Таким образом, толкование Мейерхольда имеет известные законные основания не потому только, что Мережковский написал книгу «Гоголь и черт», но потому, что невозможно выкинуть из Гоголя часть, хотя бы и незначительную, его самого. Мейерхольду же, который искал «мистическую сущность вещей», и который, как мы указали, во всех почти постановках обнаруживает одну и ту же тенденцию к разоблачению вселенского «маскарада», иначе и поступить было невозможно. Его органическое — ненависть к «быту», т. е. к случайному и преходящему. Его всегдашнее устремление — стилизация, т. е. превращение характеров и образов в родовое понятие. И как неправильны были — объективно — громы против Гоголя за то, что он изменил себе и лишил русское общество возможности воспользоваться его произведением {100} как уличающим документом эпохи, — так, объективно же, еще более несправедливо укорять Мейерхольда за то, что из его «Ревизора» нельзя сделать такого же агитационного употребления, как из «Земли дыбом», «Треста Д. Е.», «Леса» и т. п. Разница та, что Мейерхольд не хочет сознаться в том, что он в постановке «Ревизора» остался верен себе, Гоголь же, наоборот, пробовал объяснить себя, но ему зажимали рот и кричали: «Не верим, не верим!» Да еще в том разница, что под влиянием болезни некоторые зачатки мистицизма в Гоголе разрослись и заострились.

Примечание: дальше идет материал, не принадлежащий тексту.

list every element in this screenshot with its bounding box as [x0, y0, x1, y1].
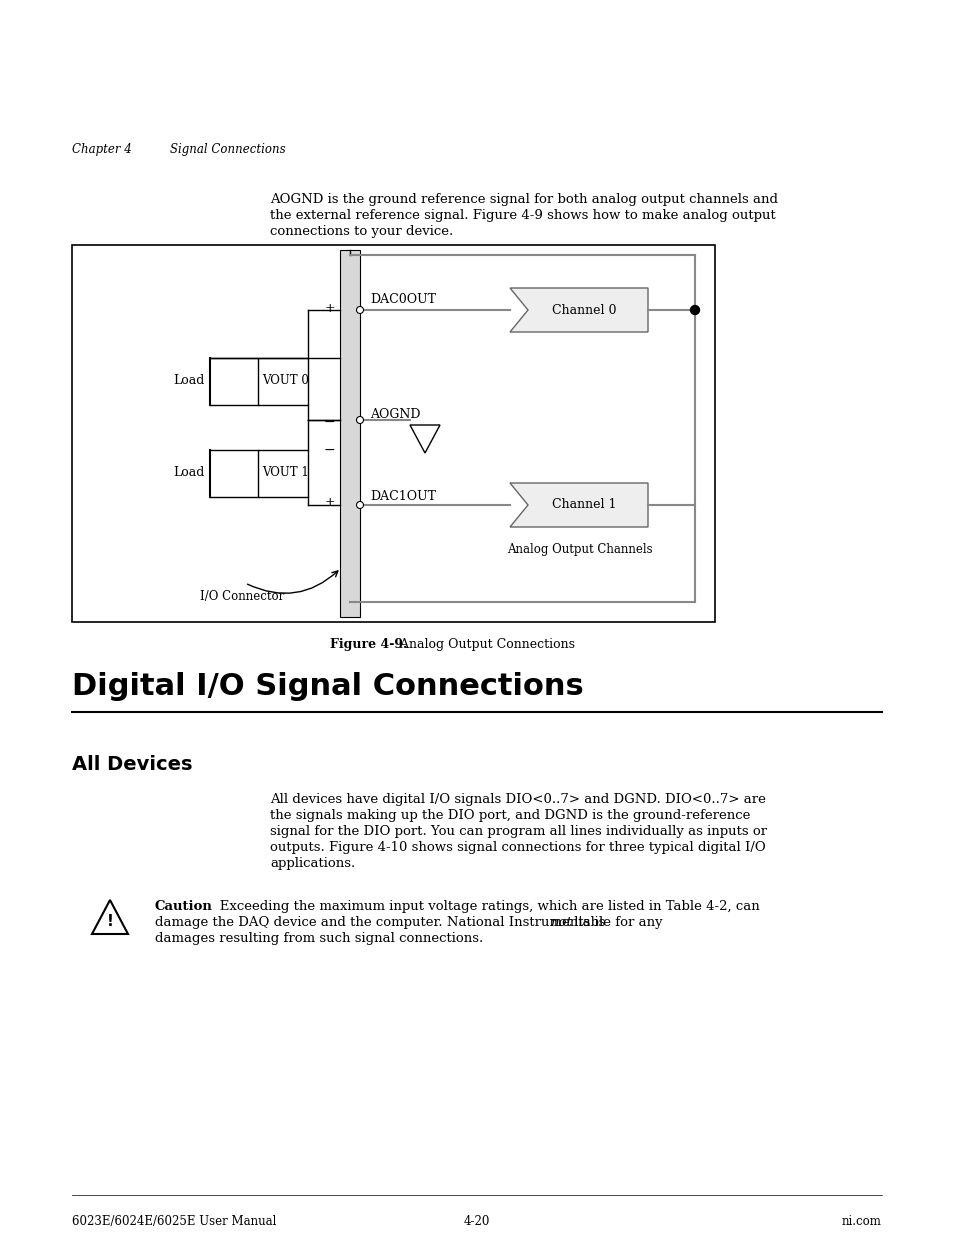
Text: signal for the DIO port. You can program all lines individually as inputs or: signal for the DIO port. You can program… [270, 825, 766, 839]
Text: +: + [324, 496, 335, 510]
Text: DAC1OUT: DAC1OUT [370, 490, 436, 503]
Text: VOUT 1: VOUT 1 [262, 467, 309, 479]
Text: All Devices: All Devices [71, 755, 193, 774]
Polygon shape [410, 425, 439, 453]
Text: applications.: applications. [270, 857, 355, 869]
Text: outputs. Figure 4-10 shows signal connections for three typical digital I/O: outputs. Figure 4-10 shows signal connec… [270, 841, 765, 853]
Circle shape [356, 501, 363, 509]
Text: Chapter 4: Chapter 4 [71, 143, 132, 156]
Text: ni.com: ni.com [841, 1215, 882, 1228]
Text: connections to your device.: connections to your device. [270, 225, 453, 238]
Text: Load: Load [173, 374, 205, 388]
Text: Exceeding the maximum input voltage ratings, which are listed in Table 4-2, can: Exceeding the maximum input voltage rati… [207, 900, 759, 913]
Bar [71, 245, 714, 622]
Polygon shape [510, 288, 647, 332]
Bar [257, 450, 308, 496]
Circle shape [690, 305, 699, 315]
Text: DAC0OUT: DAC0OUT [370, 293, 436, 306]
Circle shape [356, 416, 363, 424]
Text: not: not [550, 916, 571, 929]
Text: −: − [323, 415, 335, 429]
Polygon shape [510, 483, 647, 527]
Text: VOUT 0: VOUT 0 [262, 374, 309, 388]
Text: the external reference signal. Figure 4-9 shows how to make analog output: the external reference signal. Figure 4-… [270, 209, 775, 222]
Text: the signals making up the DIO port, and DGND is the ground-reference: the signals making up the DIO port, and … [270, 809, 750, 823]
Text: AOGND is the ground reference signal for both analog output channels and: AOGND is the ground reference signal for… [270, 193, 778, 206]
Text: Analog Output Connections: Analog Output Connections [392, 638, 575, 651]
Text: damages resulting from such signal connections.: damages resulting from such signal conne… [154, 932, 483, 945]
Text: Load: Load [173, 467, 205, 479]
Text: +: + [324, 301, 335, 315]
Text: 6023E/6024E/6025E User Manual: 6023E/6024E/6025E User Manual [71, 1215, 276, 1228]
Text: All devices have digital I/O signals DIO<0..7> and DGND. DIO<0..7> are: All devices have digital I/O signals DIO… [270, 793, 765, 806]
Text: AOGND: AOGND [370, 408, 420, 421]
Text: Signal Connections: Signal Connections [170, 143, 285, 156]
Polygon shape [91, 900, 128, 934]
Text: Channel 1: Channel 1 [551, 499, 616, 511]
Text: I/O Connector: I/O Connector [200, 590, 284, 603]
Text: Digital I/O Signal Connections: Digital I/O Signal Connections [71, 672, 583, 701]
Circle shape [356, 306, 363, 314]
Text: !: ! [107, 914, 113, 930]
Text: −: − [323, 443, 335, 457]
Bar [339, 249, 359, 618]
Text: 4-20: 4-20 [463, 1215, 490, 1228]
Text: Figure 4-9.: Figure 4-9. [330, 638, 407, 651]
Bar [257, 358, 308, 405]
Text: Caution: Caution [154, 900, 213, 913]
Text: liable for any: liable for any [569, 916, 662, 929]
Text: damage the DAQ device and the computer. National Instruments is: damage the DAQ device and the computer. … [154, 916, 609, 929]
Text: Analog Output Channels: Analog Output Channels [507, 543, 652, 556]
Text: Channel 0: Channel 0 [551, 304, 616, 316]
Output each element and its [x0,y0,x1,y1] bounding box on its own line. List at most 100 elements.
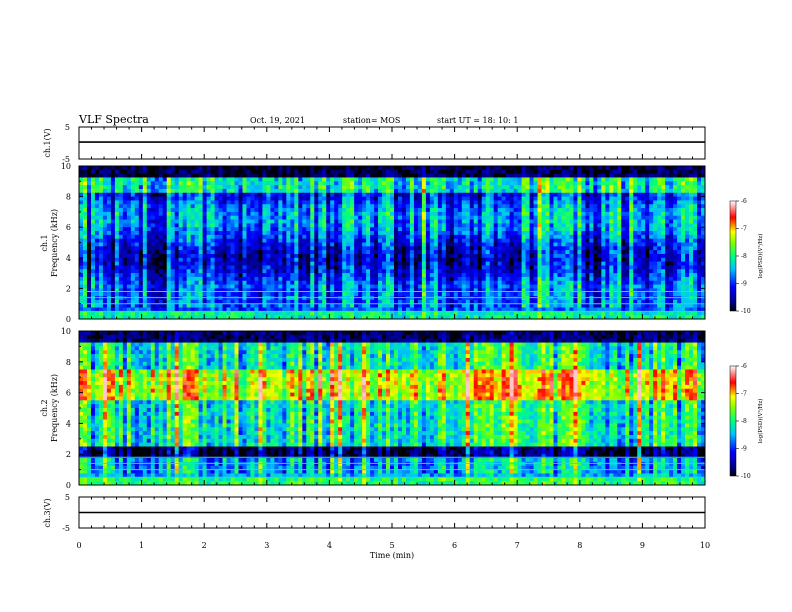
spectrogram-cell [509,192,515,198]
spectrogram-cell [449,204,455,209]
spectrogram-cell [230,269,235,274]
spectrogram-cell [417,223,423,228]
spectrogram-cell [146,227,152,232]
spectrogram-cell [577,253,582,259]
spectrogram-cell [593,169,598,175]
spectrogram-cell [130,276,136,282]
spectrogram-cell [222,284,227,289]
spectrogram-cell [701,188,705,194]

Черт явился ему в состоянии болезненном, когда вместе с отвращением к миру у него явилось отвращение к быту. Что же касается Мейерхольда, то, «сохраняя все пропорции», мы должны принять, что он всегда равно ненавидел, или по собственному его выражению, «преодолевал» быт и всегда искал злобного, мстительного, унижающего всякое идеалистическое представление, гротеска.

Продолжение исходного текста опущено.